Do you eat breakfast on Christmas morning and if so, is it something special (I am still holding out for scrambled egg with smoked salmon and a glass of pink champagne - guess it won’t be this year!)

One glass of Christmas champagne is good for the little one! And congrats by the way about that. So exciting! We’re generally so wrecked from Christmas Eve, and our kids are way too excited to eat, we pretty much end up nibbling on the cookies “Santa” doesn’t finish.

What would you like from Father Christmas this year?

A film deal!

Have you ever, with your own kids, had that moment of panic when you realise what they have asked for, simply cannot be got anywhere for love nor money? If not, can you recall this ever happening to your parents trying to get you something?
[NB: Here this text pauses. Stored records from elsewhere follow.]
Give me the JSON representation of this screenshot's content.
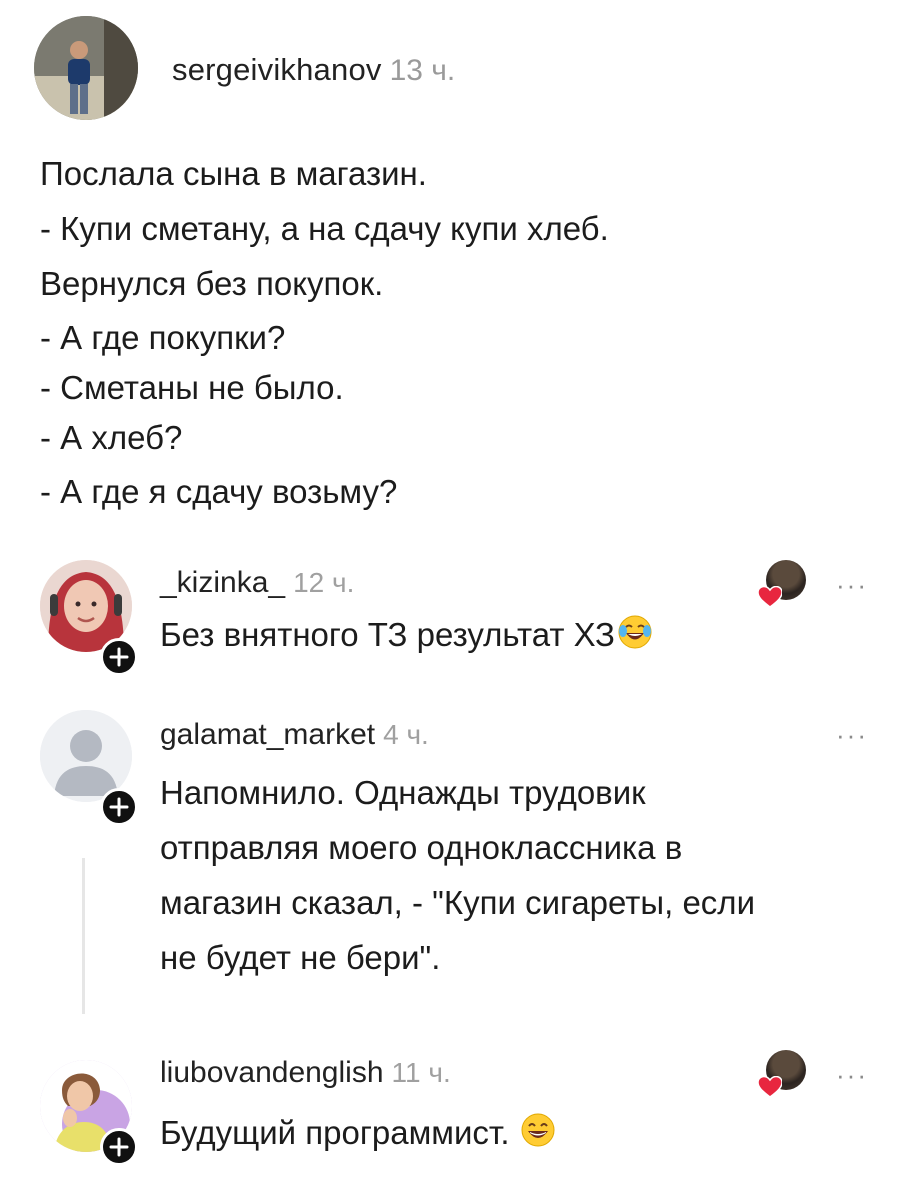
{
  "post": {
    "author": "sergeivikhanov",
    "time": "13 ч.",
    "lines": [
      "Послала сына в магазин.",
      "- Купи сметану, а на сдачу купи хлеб.",
      "Вернулся без покупок.",
      "- А где покупки?",
      "- Сметаны не было.",
      "- А хлеб?",
      "- А где я сдачу возьму?"
    ]
  },
  "comments": [
    {
      "author": "_kizinka_",
      "time": "12 ч.",
      "text": "Без внятного ТЗ результат ХЗ",
      "emoji": "laughing-tears-emoji",
      "liked_by_author": true,
      "more": "···"
    },
    {
      "author": "galamat_market",
      "time": "4 ч.",
      "text_lines": [
        "Напомнило. Однажды трудовик",
        "отправляя моего одноклассника в",
        "магазин сказал, - \"Купи сигареты, если",
        "не будет не бери\"."
      ],
      "liked_by_author": false,
      "more": "···"
    },
    {
      "author": "liubovandenglish",
      "time": "11 ч.",
      "text": "Будущий программист.",
      "emoji": "grinning-emoji",
      "liked_by_author": true,
      "more": "···"
    }
  ],
  "icons": {
    "plus": "plus-icon",
    "heart": "heart-icon",
    "more": "more-icon"
  },
  "colors": {
    "heart": "#e8263f",
    "timestamp": "#9a9a9a",
    "badge": "#101010"
  }
}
What was it?

This question is far more interesting than the answer’s going to be: Nah. Sorry! We don’t get that nuts over these things in my family--not the generation before us or the next generation. We’re all pretty easy that way. (That way. THAT way. We’re no angels, believe me!)
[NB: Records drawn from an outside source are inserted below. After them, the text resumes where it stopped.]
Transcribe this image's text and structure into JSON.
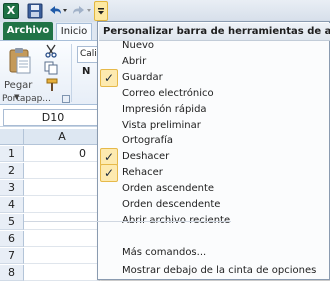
{
  "qat": {
    "app_icon_letter": "X",
    "buttons": [
      {
        "name": "save",
        "icon": "save-icon"
      },
      {
        "name": "undo",
        "icon": "undo-icon"
      },
      {
        "name": "redo",
        "icon": "redo-icon"
      },
      {
        "name": "customize",
        "icon": "customize-qat-icon"
      }
    ]
  },
  "ribbon": {
    "tab_file": "Archivo",
    "tab_home": "Inicio",
    "paste_label": "Pegar",
    "font_name": "Calib",
    "bold_label": "N",
    "clipboard_group": "Portapap..."
  },
  "namebox": {
    "value": "D10"
  },
  "grid": {
    "column_header": "A",
    "rows": [
      {
        "num": "1",
        "a": "0"
      },
      {
        "num": "2",
        "a": ""
      },
      {
        "num": "3",
        "a": ""
      },
      {
        "num": "4",
        "a": ""
      },
      {
        "num": "5",
        "a": ""
      },
      {
        "num": "6",
        "a": ""
      },
      {
        "num": "7",
        "a": ""
      },
      {
        "num": "8",
        "a": ""
      }
    ]
  },
  "menu": {
    "title": "Personalizar barra de herramientas de acceso rápido",
    "items": [
      {
        "label": "Nuevo",
        "checked": false
      },
      {
        "label": "Abrir",
        "checked": false
      },
      {
        "label": "Guardar",
        "checked": true
      },
      {
        "label": "Correo electrónico",
        "checked": false
      },
      {
        "label": "Impresión rápida",
        "checked": false
      },
      {
        "label": "Vista preliminar",
        "checked": false
      },
      {
        "label": "Ortografía",
        "checked": false
      },
      {
        "label": "Deshacer",
        "checked": true
      },
      {
        "label": "Rehacer",
        "checked": true
      },
      {
        "label": "Orden ascendente",
        "checked": false
      },
      {
        "label": "Orden descendente",
        "checked": false
      },
      {
        "label": "Abrir archivo reciente",
        "checked": false
      }
    ],
    "more_commands": "Más comandos...",
    "show_below": "Mostrar debajo de la cinta de opciones",
    "check_glyph": "✓",
    "accent_check_bg": "#fdeab0"
  }
}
Most awful present you have ever received (suggest you go back a few years, so as not to offend anyone!)

Ha! I just answered this question for an 8-question promo I did with some author pals!

For me it was a pair of powder pink potholders and apron from my then-boyfriend for our first Christmas! The awful part of it was here we were in our “lingerie days,” and he’s already domesticating me?! Of course the upside is that I still have that apron--and that guy. We’ll be married nine years this coming Valentine’s Day!


Thanks so much for having me, Sooz! A very Merry Christmas to you and your family, and lots of love and blessings to you in the New Year!

 You can buy The Girl, The Gold Tooth and Everything via the following links:- (UK) (US) (Can)

You can also follow her progress on Twitter



Tune in on Sunday for my Top 10 books of the year. I haven't included my own, but you feel free to do so! I'd love to hear what your favourite books of the year were.

And don't forget to enter Francine's giveaway - simply leave a comment on today's blog post! Have a grea weekend everyone. Sooz






  1. Fantastic post, Susan and Francince! "The Girl, The Gold Tooth and Everything" sounds so intriguing, and I must read it! I love the concept and the depth of the story. Ooh, Francine, save some prime rib for me!

    Happy Holidays, ladies!

  2. Great interview, ladies! I absolutely felt like I was sitting in a cafe with the two of you - being very quiet myself. How fascinating that your books need titles before they come alive, Francine. So interesting to read how everyone works. And I can't wait to read The Girl, The Gold Tooth and Everything! Happy holidays!!